O papel utilizado é chamado avena e muito se assemelha ao pólen. O acabamento também é ótimo, eu adorei os detalhes no rodapé das páginas que trazem um símbolo representante de cada um dos elementos de Auroon. Excelente trabalho dos envolvidos!



Sobre a Obra e a Narrativa

A história de Auroon começa quando Maggie desperta em uma floresta, sem ideia alguma do seu passado ou de como foi parar ali. Ela precisa de ajuda, mas percebe estar em um mundo muito diferente do que estava habituada. Suas dúvidas continuam a assombrá-la: De onde ela veio realmente? Será que pertencia mesmo àquele lugar?

Sua busca pelas memórias perdidas se inicia quando Maggie conhece seus companheiros de viagem  Flêur, Guido e Dandara, os três amigos servem como os guias ao leitor para Auroon e ajudam a protagonista a trilhar seu caminho, cada um se fortalecendo e ganhando mais confiança em suas próprias habilidades conforme a trama progride. Dandara é uma guerreira forte e precavida do povo da terra; Flêur é o mais experiente e sensato, um pouco desconfiado, mas precavido e sempre em busca de se aprimorar; enquanto Guido é mais enérgico e espontâneo,  o coração do grupo, apesar de sentir-se incapaz e inseguro diante dos demais.

Em um súbito ataque à Florestal Central, descobrimos que Auroon é um mundo assolado por constantes batalhas e disputas por território com o Trono das Sombras que visa expandir seus domínios. Os heróis são levados a diferentes localidades enquanto somos inseridos no contexto dos povos elementais, com ricas descrições que nos ajudam a mergulhar nesse universo fantástico. O leitor também é apresentado a diversos outros personagens importantes como Uriah, Nommo e Anuar  companheiros de batalha, líderes, guardiões  que fazem a trama se movimentar; mas também conhecemos muito do lado dos vilões e suas ambições. Enquanto isso, Maggie segue seu treinamento intenso e descobre pouco a pouco do que é capaz.

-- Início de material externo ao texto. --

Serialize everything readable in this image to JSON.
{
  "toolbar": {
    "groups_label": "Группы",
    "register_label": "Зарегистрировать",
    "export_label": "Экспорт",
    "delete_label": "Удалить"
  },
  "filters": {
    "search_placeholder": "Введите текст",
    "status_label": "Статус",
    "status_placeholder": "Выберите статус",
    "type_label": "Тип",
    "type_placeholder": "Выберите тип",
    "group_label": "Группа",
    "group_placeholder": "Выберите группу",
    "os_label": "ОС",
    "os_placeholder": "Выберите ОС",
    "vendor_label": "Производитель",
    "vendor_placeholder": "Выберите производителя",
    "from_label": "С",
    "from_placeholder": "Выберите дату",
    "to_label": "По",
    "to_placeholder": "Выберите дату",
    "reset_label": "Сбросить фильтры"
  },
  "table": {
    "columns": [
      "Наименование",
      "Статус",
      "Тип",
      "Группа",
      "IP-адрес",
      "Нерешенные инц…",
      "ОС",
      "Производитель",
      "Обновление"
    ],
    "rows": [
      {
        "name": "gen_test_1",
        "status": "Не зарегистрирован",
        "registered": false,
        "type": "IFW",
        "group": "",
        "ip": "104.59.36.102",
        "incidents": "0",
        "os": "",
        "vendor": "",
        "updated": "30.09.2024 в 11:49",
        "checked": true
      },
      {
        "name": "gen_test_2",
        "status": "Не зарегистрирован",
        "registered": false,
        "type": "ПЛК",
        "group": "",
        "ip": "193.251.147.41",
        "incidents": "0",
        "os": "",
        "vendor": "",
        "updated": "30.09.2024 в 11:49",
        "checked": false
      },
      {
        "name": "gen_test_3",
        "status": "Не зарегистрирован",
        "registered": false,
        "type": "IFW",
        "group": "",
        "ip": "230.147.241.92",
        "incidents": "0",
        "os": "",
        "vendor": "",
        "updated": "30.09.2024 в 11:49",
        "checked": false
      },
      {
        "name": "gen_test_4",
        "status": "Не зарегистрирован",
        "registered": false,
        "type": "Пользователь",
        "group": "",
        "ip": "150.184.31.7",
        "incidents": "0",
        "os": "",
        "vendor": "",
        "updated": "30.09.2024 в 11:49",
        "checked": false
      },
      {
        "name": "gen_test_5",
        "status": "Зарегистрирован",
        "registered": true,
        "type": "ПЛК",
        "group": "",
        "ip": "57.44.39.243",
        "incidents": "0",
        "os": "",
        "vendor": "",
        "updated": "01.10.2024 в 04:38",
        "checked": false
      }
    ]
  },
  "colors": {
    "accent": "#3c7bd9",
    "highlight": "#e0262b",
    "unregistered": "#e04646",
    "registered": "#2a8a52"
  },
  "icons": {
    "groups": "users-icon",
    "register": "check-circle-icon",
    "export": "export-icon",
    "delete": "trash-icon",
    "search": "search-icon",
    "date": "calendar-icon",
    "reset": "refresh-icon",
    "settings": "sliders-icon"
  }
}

""[...] Este mundo é composto por seis grupos elementais. Esses grupos são regidos por forças da natureza que formam Auroon. São elas: Água, Terra, Ar, Floresta, Luz e Escuridão. Essas forças devem estar em perfeita harmonia para que este mundo não se destrua  Guido, Capítulo 3.

A leitura é bem simples e direta, com a guerra no encalço são raras as ocasiões onde os personagens discutem qualquer coisa que não tenha relação com Auroon, eles estão constantemente treinando e  se preparando para o que está por vir enquanto tentam descobrir mais sobre o passado de Maggie.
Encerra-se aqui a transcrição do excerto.